Dr. Pamela Moran, superintendent, serves the learners of Albemarle County Public Schools in Virginia. For more than 30 years, she has held a wide variety of teaching and leadership roles in elementary, middle, and high schools as well as at the district level. As an adjunct instructor for the University of Virginia, Pam Moran has taught instructional and leadership courses across the state. The experience of working at all levels of public schooling provides her with a deep understanding of both the vertical and horizontal challenges and opportunities being explored by PK-12-16 learning communities today.
Connecting with other public school educators to make sense of needed transitions in our field as we close in on the second decade of the 21st Century is a passion. Pam is energized by conversations with young people who get Daniel Pink's work, relish emerging technologies as learning and communication tools, and see themselves as contributors to the communities in which they live. Engagement with teachers and principals who believe, as did Horace Mann, "when a child has no hope, a nation has no future" inspires her. She holds a B.S. degree from Furman University and a master's degree in Curriculum and Instruction and a doctoral degree in Educational Leadership and Policy Studies from the University of Virginia.
As we move towards the end of the first decade in the 21st Century, why is education on the
backburner as a presidential election issue, its inertia slowing towards 2014? Where do you tune
into the "fast money" fears of those who follow the decoupling of America's economy as a key
driver of global markets? Who knows an educator who has not "youtubed" Did you Know?, and
left the site wondering if the sun is setting on America just as it did on the British Empire by
1910? Why do some think the real issue isn't globalization at all, but rather the mass production
traditions still used in most American classrooms? Lastly, have you recently been in a group
of educators attempting to define the problem we are trying to solve and left feeling as mentally
messy as if you had spent time nailing Jell-O to a wall?

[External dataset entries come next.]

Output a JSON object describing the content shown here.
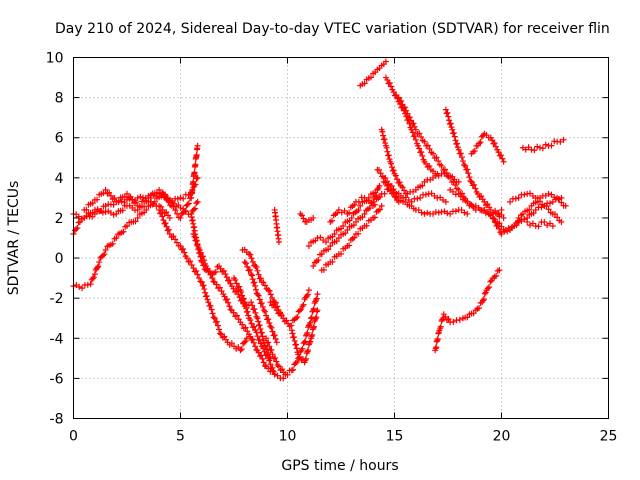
{
  "chart_data": {
    "type": "scatter",
    "title": "Day 210 of 2024, Sidereal Day-to-day VTEC variation (SDTVAR) for receiver flin",
    "xlabel": "GPS time / hours",
    "ylabel": "SDTVAR / TECUs",
    "xlim": [
      0,
      25
    ],
    "ylim": [
      -8,
      10
    ],
    "xticks": [
      "0",
      "5",
      "10",
      "15",
      "20",
      "25"
    ],
    "yticks": [
      "-8",
      "-6",
      "-4",
      "-2",
      "0",
      "2",
      "4",
      "6",
      "8",
      "10"
    ],
    "grid": true,
    "marker": "plus",
    "color": "#ff0000",
    "series": [
      {
        "x": [
          0.0,
          0.5,
          1.0,
          1.5,
          2.0,
          2.5,
          3.0,
          3.5,
          4.0,
          4.5,
          5.0,
          5.5,
          5.8
        ],
        "y": [
          2.2,
          2.0,
          2.2,
          2.6,
          2.8,
          2.9,
          3.0,
          3.1,
          3.2,
          2.9,
          2.5,
          2.2,
          2.8
        ]
      },
      {
        "x": [
          0.0,
          0.3,
          0.6,
          1.0,
          1.5,
          2.0,
          2.5,
          3.0,
          3.5,
          4.0,
          4.5
        ],
        "y": [
          1.2,
          1.8,
          2.1,
          2.4,
          2.3,
          2.2,
          2.6,
          2.4,
          2.8,
          2.6,
          2.0
        ]
      },
      {
        "x": [
          0.0,
          0.4,
          0.8,
          1.0,
          1.2,
          1.5,
          2.0,
          2.5,
          3.0,
          3.4,
          3.8,
          4.2,
          4.6,
          5.0,
          5.5,
          5.8
        ],
        "y": [
          -1.4,
          -1.5,
          -1.3,
          -0.8,
          -0.2,
          0.4,
          1.0,
          1.6,
          2.0,
          2.4,
          2.8,
          3.2,
          2.6,
          2.0,
          3.0,
          5.6
        ]
      },
      {
        "x": [
          0.5,
          1.0,
          1.5,
          2.0,
          2.5,
          3.0,
          3.5,
          4.0,
          4.5,
          5.0,
          5.5,
          5.8
        ],
        "y": [
          2.4,
          2.9,
          3.4,
          2.8,
          3.2,
          2.6,
          3.0,
          3.4,
          2.8,
          3.0,
          3.2,
          4.0
        ]
      },
      {
        "x": [
          4.0,
          4.5,
          5.0,
          5.3,
          5.6,
          6.0,
          6.3,
          6.6,
          6.9,
          7.2,
          7.5,
          7.8,
          8.1
        ],
        "y": [
          2.4,
          1.2,
          0.6,
          0.0,
          -0.5,
          -1.2,
          -2.2,
          -3.0,
          -3.8,
          -4.2,
          -4.4,
          -4.6,
          -4.0
        ]
      },
      {
        "x": [
          5.5,
          5.8,
          6.0,
          6.2,
          6.5,
          6.8,
          7.1,
          7.4,
          7.7,
          8.0,
          8.3,
          8.6,
          8.9,
          9.2
        ],
        "y": [
          2.2,
          0.6,
          -0.2,
          -0.6,
          -0.8,
          -0.4,
          -0.8,
          -1.4,
          -1.8,
          -2.4,
          -2.2,
          -3.0,
          -4.2,
          -5.0
        ]
      },
      {
        "x": [
          5.6,
          5.9,
          6.2,
          6.6,
          7.0,
          7.4,
          7.8,
          8.2,
          8.6,
          9.0,
          9.4,
          9.8
        ],
        "y": [
          1.2,
          0.4,
          -0.4,
          -1.2,
          -1.8,
          -2.6,
          -3.2,
          -3.8,
          -4.6,
          -5.4,
          -5.8,
          -6.0
        ]
      },
      {
        "x": [
          7.5,
          7.8,
          8.0,
          8.2,
          8.5,
          8.8,
          9.1,
          9.4
        ],
        "y": [
          -1.0,
          -1.6,
          -2.2,
          -3.0,
          -3.6,
          -4.4,
          -5.0,
          -5.8
        ]
      },
      {
        "x": [
          8.0,
          8.3,
          8.6,
          8.9,
          9.2,
          9.5
        ],
        "y": [
          -0.2,
          -0.8,
          -1.8,
          -2.6,
          -3.4,
          -4.2
        ]
      },
      {
        "x": [
          7.9,
          8.2,
          8.5,
          8.8,
          9.1,
          9.4,
          9.7
        ],
        "y": [
          0.4,
          0.2,
          -0.4,
          -1.2,
          -1.6,
          -2.2,
          -2.8
        ]
      },
      {
        "x": [
          9.0,
          9.3,
          9.6,
          9.9,
          10.2,
          10.5,
          10.8,
          11.1,
          11.4
        ],
        "y": [
          -4.0,
          -4.8,
          -5.4,
          -5.8,
          -5.6,
          -5.0,
          -4.2,
          -3.0,
          -1.8
        ]
      },
      {
        "x": [
          9.2,
          9.5,
          9.8,
          10.1,
          10.4,
          10.7,
          11.0
        ],
        "y": [
          -2.2,
          -2.6,
          -3.0,
          -3.4,
          -3.0,
          -2.4,
          -1.6
        ]
      },
      {
        "x": [
          10.2,
          10.5,
          10.8,
          11.1,
          11.4
        ],
        "y": [
          -3.6,
          -4.8,
          -5.2,
          -4.0,
          -2.6
        ]
      },
      {
        "x": [
          9.4,
          9.6
        ],
        "y": [
          2.4,
          0.8
        ]
      },
      {
        "x": [
          10.6,
          10.9,
          11.2
        ],
        "y": [
          2.2,
          1.8,
          2.0
        ]
      },
      {
        "x": [
          11.2,
          11.6,
          12.0,
          12.4,
          12.8,
          13.2,
          13.6,
          14.0,
          14.3
        ],
        "y": [
          -0.4,
          0.2,
          0.6,
          1.0,
          1.4,
          1.8,
          2.2,
          2.8,
          3.6
        ]
      },
      {
        "x": [
          11.0,
          11.4,
          11.8,
          12.2,
          12.6,
          13.0,
          13.4,
          13.8,
          14.2
        ],
        "y": [
          0.6,
          1.0,
          0.8,
          1.2,
          1.6,
          2.0,
          2.6,
          3.0,
          3.4
        ]
      },
      {
        "x": [
          11.6,
          12.0,
          12.4,
          12.8,
          13.2,
          13.6,
          14.0,
          14.4
        ],
        "y": [
          -0.6,
          -0.2,
          0.2,
          0.6,
          1.2,
          1.6,
          2.0,
          2.6
        ]
      },
      {
        "x": [
          12.0,
          12.4,
          12.8,
          13.2,
          13.6,
          14.0,
          14.4,
          14.8,
          15.2
        ],
        "y": [
          1.8,
          2.4,
          2.2,
          2.8,
          3.0,
          2.6,
          3.2,
          3.4,
          2.8
        ]
      },
      {
        "x": [
          13.4,
          13.7,
          14.0,
          14.2,
          14.4,
          14.6
        ],
        "y": [
          8.6,
          8.9,
          9.2,
          9.4,
          9.6,
          9.8
        ]
      },
      {
        "x": [
          14.6,
          14.9,
          15.2,
          15.5,
          15.8,
          16.1,
          16.4,
          16.7,
          17.0
        ],
        "y": [
          9.0,
          8.4,
          7.8,
          7.2,
          6.4,
          5.6,
          4.8,
          4.4,
          4.2
        ]
      },
      {
        "x": [
          14.4,
          14.6,
          14.8,
          15.0,
          15.3,
          15.6,
          16.0,
          16.4,
          16.8,
          17.2,
          17.6,
          18.0
        ],
        "y": [
          6.4,
          5.6,
          4.8,
          4.2,
          3.6,
          3.2,
          3.4,
          3.8,
          4.0,
          4.2,
          4.1,
          3.8
        ]
      },
      {
        "x": [
          14.5,
          14.8,
          15.1,
          15.4,
          15.7,
          16.0,
          16.4,
          16.8,
          17.2,
          17.6,
          18.0,
          18.4
        ],
        "y": [
          3.8,
          3.4,
          3.0,
          2.8,
          2.6,
          2.4,
          2.2,
          2.2,
          2.3,
          2.2,
          2.4,
          2.2
        ]
      },
      {
        "x": [
          14.2,
          14.5,
          14.8,
          15.1,
          15.4,
          15.8,
          16.2,
          16.6,
          17.0,
          17.4
        ],
        "y": [
          4.4,
          4.0,
          3.6,
          3.2,
          3.0,
          2.8,
          3.0,
          3.2,
          3.0,
          2.8
        ]
      },
      {
        "x": [
          15.2,
          15.6,
          16.0,
          16.4,
          16.8,
          17.2,
          17.6,
          18.0,
          18.4,
          18.8
        ],
        "y": [
          8.0,
          7.2,
          6.4,
          5.8,
          5.2,
          4.6,
          4.0,
          3.4,
          2.8,
          2.4
        ]
      },
      {
        "x": [
          17.4,
          17.7,
          18.0,
          18.3,
          18.6,
          18.9,
          19.2,
          19.5,
          19.8,
          20.1
        ],
        "y": [
          7.4,
          6.4,
          5.4,
          4.6,
          3.8,
          3.2,
          2.8,
          2.4,
          2.2,
          2.0
        ]
      },
      {
        "x": [
          17.6,
          18.0,
          18.4,
          18.8,
          19.2,
          19.6,
          20.0
        ],
        "y": [
          3.4,
          3.2,
          2.8,
          2.6,
          2.4,
          2.2,
          2.4
        ]
      },
      {
        "x": [
          18.6,
          18.9,
          19.2,
          19.5,
          19.8,
          20.1
        ],
        "y": [
          5.2,
          5.6,
          6.2,
          6.0,
          5.4,
          4.8
        ]
      },
      {
        "x": [
          19.0,
          19.4,
          19.8,
          20.2,
          20.6,
          21.0,
          21.4,
          21.8,
          22.2,
          22.6,
          23.0
        ],
        "y": [
          2.4,
          2.2,
          1.8,
          1.4,
          1.6,
          2.2,
          2.6,
          3.0,
          3.2,
          3.0,
          2.6
        ]
      },
      {
        "x": [
          19.6,
          20.0,
          20.4,
          20.8,
          21.2,
          21.6,
          22.0,
          22.4,
          22.8
        ],
        "y": [
          2.0,
          1.2,
          1.4,
          1.8,
          2.0,
          2.4,
          2.6,
          2.8,
          3.0
        ]
      },
      {
        "x": [
          20.4,
          20.8,
          21.2,
          21.6,
          22.0,
          22.4,
          22.8
        ],
        "y": [
          2.8,
          3.0,
          3.2,
          3.0,
          2.6,
          2.2,
          1.8
        ]
      },
      {
        "x": [
          20.8,
          21.2,
          21.6,
          22.0,
          22.4
        ],
        "y": [
          2.0,
          1.8,
          1.6,
          1.8,
          1.6
        ]
      },
      {
        "x": [
          21.0,
          21.4,
          21.8,
          22.2,
          22.6,
          22.9
        ],
        "y": [
          5.5,
          5.4,
          5.5,
          5.6,
          5.8,
          5.9
        ]
      },
      {
        "x": [
          16.9,
          17.1,
          17.3,
          17.6,
          17.9,
          18.2,
          18.5,
          18.8,
          19.1,
          19.3,
          19.6,
          19.9
        ],
        "y": [
          -4.6,
          -3.6,
          -2.8,
          -3.2,
          -3.1,
          -3.0,
          -2.8,
          -2.6,
          -2.2,
          -1.6,
          -1.0,
          -0.6
        ]
      }
    ]
  }
}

While emerging technologies represent the learning resource of our time, a bigger enchilada for
educational change can be found in the system processes necessary to serve diverse learners
whose needs and interests differentiate them within a community. This keynote will explore
critical system process shifts likely to create the potential for a positive turn in the 21st Century
educational "stock market" rather than the permanently failing status that public school detractors
predict. These system shifts include:
- "The transition from teacher as independent contractor to professional learning teams that engage in case analysis and portfolio process management,
- "The replacement of one-size-fits all evaluation/training programs with job embedded, performance-driven professional development systems and,
- "The "great leap of faith" from a "20th Century standards-based learning" stepping stone onto a "21st Century standards-based, concept-centered learning" stepping stone.